One key power we’ve given to Facebook is the power of curation. Let’s talk about curation, what it is, and why it matters. I’ve just spent the better part of a week browsing museums all over England. Every museum has a number of items on display and a much greater number of items in storage. The job of a curator is to select which items from the collection will be visible to the public and which will not. This gives the curator a kind of power over the visitor—the power to describe history. The curator can keep key objects hidden away, thus obscuring what really happened. He can choose to display objects of little importance, thus telling an inaccurate or unbalanced story. The more you browse museums the more you become aware of the power and responsibility of the curator.

The Power of Curation

There is power in curation, and especially the curation of ideas. Many of us have entrusted the curation of the news and information we encounter to Facebook. We have allowed Facebook to become responsible for determining what we will see and what we will not see. We type F-a-c-e-b-o-o-k-.-c-o-m into our browser many times each day to see what it has for us. When we do this, we are allowing Facebook and it’s content-choosing algorithm to stand between ourselves and the rest of the Web and to choose what we will see. Every day countless millions of pieces of information get fed into Facebook—videos, articles, think pieces, animated gifs, A La Carte—it all goes in there and Facebook, through the magic of its algorithm, decides what to show each one of us. It decides what it thinks is most likely to interest us and what will best monetize us. Facebook is, after all, first a business.

We may think that when we like a page on Facebook we are indicating to Facebook that we desire to see that page’s content. But it really doesn’t work that way. The algorithm still stands between us and the content to silently and programmatically make that determination. For a content-creator like myself, I cannot count on more than one percent of the people who like my page actually seeing my content (unless, of course, I choose to pay Facebook to extend that reach). The algorithm keeps it from people like you who may wish to see it.

With all we know, and all we have learned, and all we have experienced of Facebook, is this—the power of curation—a power we want to entrust to it?

And so it’s good to ask: With all we know, and all we have learned, and all we have experienced of Facebook, is this—the power of curation—a power we want to entrust to it?

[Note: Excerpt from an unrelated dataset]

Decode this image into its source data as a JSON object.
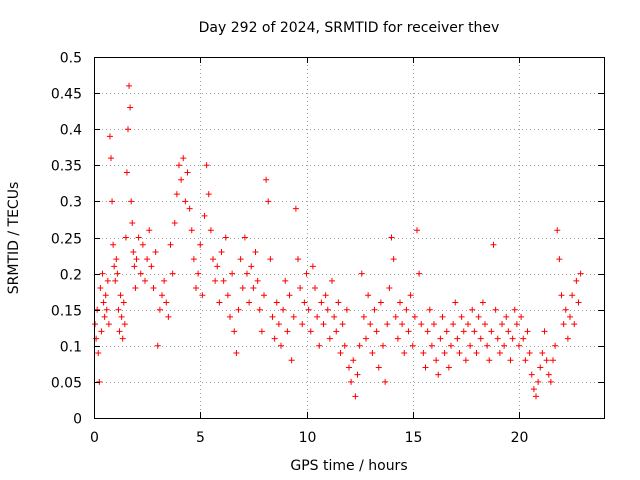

As Facebook is increasingly determining what is real news and what is fake, as it is determining what is love and what is hate, as it is algorithmically enforcing its own values on us, can we still trust it to curate our content? Personally, I don’t mind if it decides which of my friend’s photos I see or which of my cousin’s updates I get access to, but I don’t care to allow it to determine what is newsworthy, what is important, or what is moral.

The Future in the Past

I tend to think the future lies in the past, in a brilliant little technology called RSS. Essentially it works like this: Almost every web site generates what is called an RSS feed—a little file that contains the site’s most recent content. It’s kind of like a web site, but for computers to read, not people. You can use an app or site known as an RSS reader to subscribe to that content on your behalf. When you do that, it will “translate” it to an understandable format, and present it to you. The job of an RSS reader is not to curate the content, but simply to provide it to you in chronological order. You get to be your own curator by choosing what you will add in the first place.

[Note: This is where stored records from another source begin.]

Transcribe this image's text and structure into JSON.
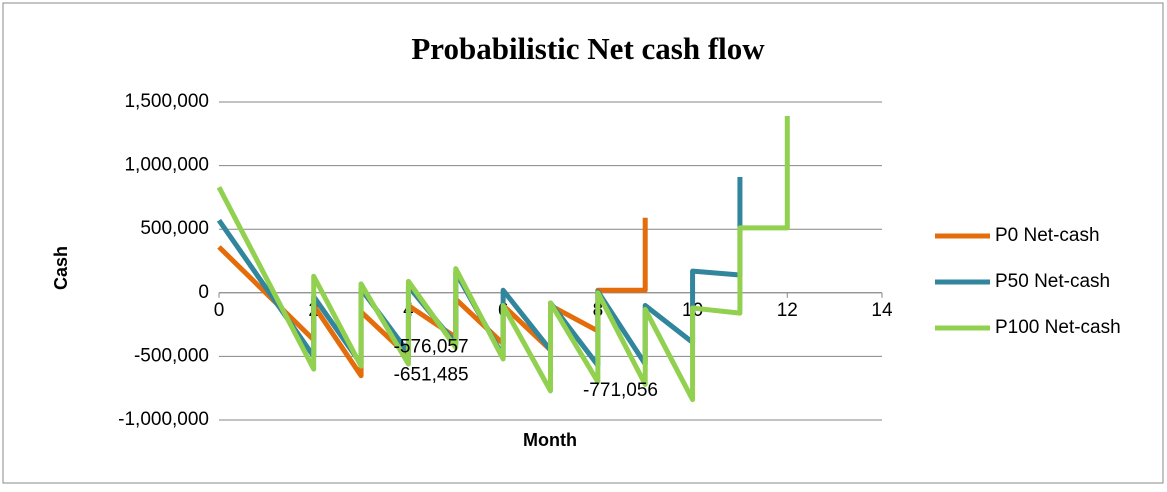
{
  "chart_data": {
    "type": "line",
    "title": "Probabilistic Net cash flow",
    "x_label": "Month",
    "y_label": "Cash",
    "xlim": [
      0,
      14
    ],
    "xticks": [
      0,
      2,
      4,
      6,
      8,
      10,
      12,
      14
    ],
    "ylim": [
      -1000000,
      1500000
    ],
    "yticks": [
      {
        "value": -1000000,
        "label": "-1,000,000"
      },
      {
        "value": -500000,
        "label": "-500,000"
      },
      0,
      {
        "value": 500000,
        "label": "500,000"
      },
      {
        "value": 1000000,
        "label": "1,000,000"
      },
      {
        "value": 1500000,
        "label": "1,500,000"
      }
    ],
    "grid": true,
    "legend": "right",
    "series": [
      {
        "name": "P0 Net-cash",
        "color": "#e46c0a",
        "x": [
          0,
          2,
          2,
          3,
          3,
          4,
          4,
          5,
          5,
          6,
          6,
          7,
          7,
          8,
          8,
          9,
          9
        ],
        "values": [
          360000,
          -370000,
          -100000,
          -651485,
          -150000,
          -500000,
          -100000,
          -350000,
          -50000,
          -400000,
          -100000,
          -450000,
          -100000,
          -300000,
          20000,
          20000,
          590000
        ],
        "value_labels": [
          null,
          null,
          null,
          "-651,485",
          null,
          null,
          null,
          null,
          null,
          null,
          null,
          null,
          null,
          null,
          null,
          null,
          null
        ]
      },
      {
        "name": "P50 Net-cash",
        "color": "#31859c",
        "x": [
          0,
          2,
          2,
          3,
          3,
          4,
          4,
          5,
          5,
          6,
          6,
          7,
          7,
          8,
          8,
          9,
          9,
          10,
          10,
          11,
          11
        ],
        "values": [
          570000,
          -500000,
          -30000,
          -560000,
          30000,
          -470000,
          50000,
          -400000,
          160000,
          -500000,
          20000,
          -450000,
          -80000,
          -570000,
          10000,
          -560000,
          -100000,
          -390000,
          170000,
          140000,
          910000
        ]
      },
      {
        "name": "P100 Net-cash",
        "color": "#92d050",
        "x": [
          0,
          2,
          2,
          3,
          3,
          4,
          4,
          5,
          5,
          6,
          6,
          7,
          7,
          8,
          8,
          9,
          9,
          10,
          10,
          11,
          11,
          12,
          12
        ],
        "values": [
          830000,
          -600000,
          130000,
          -576057,
          70000,
          -560000,
          90000,
          -430000,
          190000,
          -520000,
          -100000,
          -771056,
          -80000,
          -700000,
          0,
          -720000,
          -130000,
          -840000,
          -120000,
          -160000,
          510000,
          510000,
          1390000
        ],
        "value_labels": [
          null,
          null,
          null,
          "-576,057",
          null,
          null,
          null,
          null,
          null,
          null,
          null,
          "-771,056",
          null,
          null,
          null,
          null,
          null,
          null,
          null,
          null,
          null,
          null,
          null
        ]
      }
    ]
  }
}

Where should you begin? I’d start with Feedly, a powerful and free service that is ideal to get you going. You can access it through their web site or through a variety of apps. If you’d like to know how I use it and to see some of the blogs I follow through it, you can click here. Basically, sign up for an account, type in a few of your favorite sites so you can subscribe to them, and remember to visit a couple of times a day. You’ll be well on your way.

Why don’t you try RSS and see if it can work for you. Why don’t you see if you benefit from taking back the power of curation.